C’est ainsi que semble naître cette jeune fille dont la perle semble une sorte de pendule qui se suspend non seulement au temps qui passe, mais donne aussi le la de cet espace sonore et coloré. Elle est un point focal dont l’éblouissante blancheur dénonce une sorte de fièvre ; celle d’une virginité qui s’évanouit.Est-ce le peintre qu’elle regarde qui vampirise ainsi son innocence ?

« La Jeune Fille à la Perle » fait maintenant également partie d’une mémoire vivante. Parce que la sonorité muette du tableau a fait place aux visages de Colin Firth, Scarlett Johansson et Tom Wilkinson. A leurs échanges furtifs, aux fascinations et aux jalousies qui se croisent, aux mouvements de rue le long des canaux.

Tout concourt à nous redonner le son et l’odeur. A nous mettre de plein pied avec le temps d’avant. A nous faire comprendre pourquoi la vie doit renaître chaque année dans le foyer déjà plein de cris d’enfants et pourquoi l’échange d’argent est devenu le centre de tout, dans un commerce perpétuel.

Dans ce système de commandite, le peintre contraint son génie, mais dans la contrainte qui définit l’objet, il sait faire apparaître un tremblement qui est hors du temps. Un jaune, un brun et un bleu que le creuset a formés.

Le cinéaste nous conduit par la main sur ces chemins là. Avec un regard contemporain, mais sans anachronisme. 

Il nous laisse à entendre que dans ce siècle là, nous sommes déjà passés dans une société marchande où le poids du réel est absolu, où Dieu a laissé place au péché et à la transaction permanente. Il ne reste plus qu’à attendre que cette transaction devienne virtuelle, tout comme l’image, mais dans un système relationnel qui est resté le même et où le collectionneur est toujours celui qui peut jouir de l’original et caresser, dans le silence de son cabinet, la peau intacte de la virginité, jusqu’à ce que la banque saute.

On sait que Bergotte, figure de l’écrivain, meurt en comprenant que l’illusion de ses phrases aurait dû s’approcher beaucoup plus de l’illusion de la peinture atteinte par Vermeer :

« C’est ainsi que j’aurais dû écrire, disait-il.
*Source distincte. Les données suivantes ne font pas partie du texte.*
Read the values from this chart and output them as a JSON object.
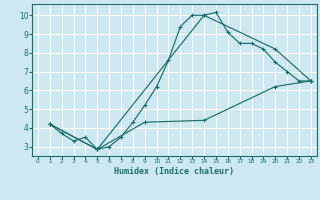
{
  "xlabel": "Humidex (Indice chaleur)",
  "bg_color": "#cde8f0",
  "line_color": "#1a6e6a",
  "grid_color": "#ffffff",
  "xlim": [
    -0.5,
    23.5
  ],
  "ylim": [
    2.5,
    10.6
  ],
  "xticks": [
    0,
    1,
    2,
    3,
    4,
    5,
    6,
    7,
    8,
    9,
    10,
    11,
    12,
    13,
    14,
    15,
    16,
    17,
    18,
    19,
    20,
    21,
    22,
    23
  ],
  "yticks": [
    3,
    4,
    5,
    6,
    7,
    8,
    9,
    10
  ],
  "line1_x": [
    1,
    2,
    3,
    4,
    5,
    6,
    7,
    8,
    9,
    10,
    11,
    12,
    13,
    14,
    15,
    16,
    17,
    18,
    19,
    20,
    21,
    22,
    23
  ],
  "line1_y": [
    4.2,
    3.7,
    3.3,
    3.5,
    2.85,
    3.0,
    3.5,
    4.3,
    5.2,
    6.2,
    7.6,
    9.4,
    10.0,
    10.0,
    10.15,
    9.1,
    8.5,
    8.5,
    8.2,
    7.5,
    7.0,
    6.5,
    6.5
  ],
  "line2_x": [
    1,
    5,
    14,
    20,
    23
  ],
  "line2_y": [
    4.2,
    2.85,
    10.0,
    8.2,
    6.5
  ],
  "line3_x": [
    1,
    5,
    9,
    14,
    20,
    23
  ],
  "line3_y": [
    4.2,
    2.85,
    4.3,
    4.4,
    6.2,
    6.5
  ]
}
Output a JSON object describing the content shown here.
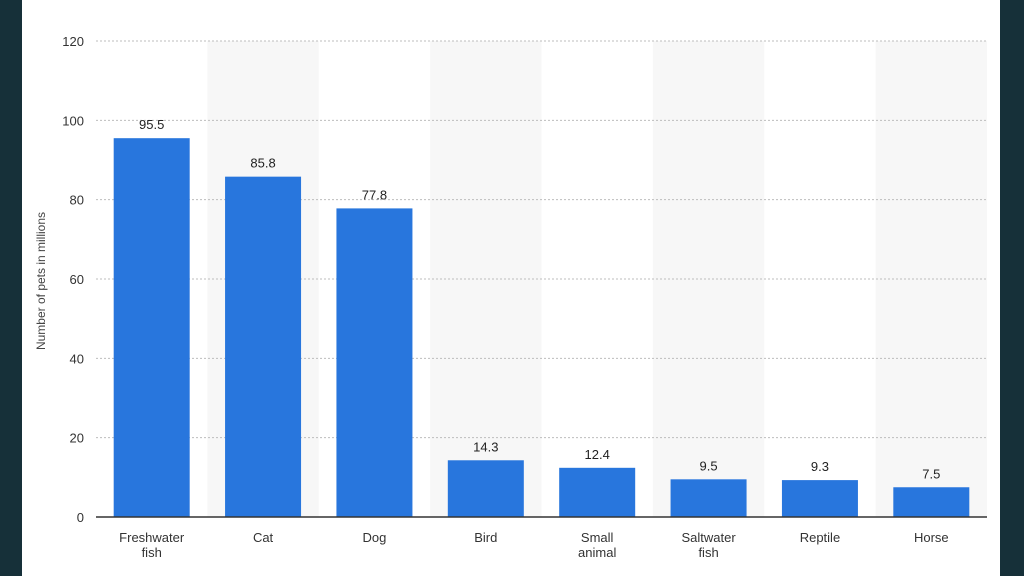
{
  "colors": {
    "background": "#163039",
    "bar": "#2876dd",
    "band": "#f7f7f7",
    "grid": "#bdbdbd"
  },
  "chart_data": {
    "type": "bar",
    "categories": [
      [
        "Freshwater",
        "fish"
      ],
      [
        "Cat"
      ],
      [
        "Dog"
      ],
      [
        "Bird"
      ],
      [
        "Small",
        "animal"
      ],
      [
        "Saltwater",
        "fish"
      ],
      [
        "Reptile"
      ],
      [
        "Horse"
      ]
    ],
    "values": [
      95.5,
      85.8,
      77.8,
      14.3,
      12.4,
      9.5,
      9.3,
      7.5
    ],
    "value_labels": [
      "95.5",
      "85.8",
      "77.8",
      "14.3",
      "12.4",
      "9.5",
      "9.3",
      "7.5"
    ],
    "ylabel": "Number of pets in millions",
    "ylim": [
      0,
      120
    ],
    "yticks": [
      0,
      20,
      40,
      60,
      80,
      100,
      120
    ],
    "grid": true,
    "legend": false
  }
}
Mes derniers livres sont trop secs, il aurait fallu passer plusieurs couches de couleurs, rendre ma phrase en elle-même précieuse, comme ce petit pan de mur jaune ».

Le père de Griet, la jeune femme à la perle, fait partie de ces sorciers qui ont créé ou perpétué le bleu de Delft. Ce bleu que l’on nomme aussi gris de lin est le seul trésor qui la relie à sa maison, à son père et elle garde ce trésor au plus près d’elle.

Mais elle doit comprendre un jour qu’un talisman peut se casser et que c’est au moment d’affronter un choix que l’on devient adulte.

Vermeeer a aussi peint ce choix là.

Le DVD du film présente aussi sept scènes coupées qui sont autant de leçons de montage livrant le sens d’autres choix, tout aussi difficiles que celui que doit faire une jeune servante d’origine bourgeoise ; celui d’un cinéaste à la recherche de l’intelligence du spectateur.

Il faut maintenant retourner à Delft.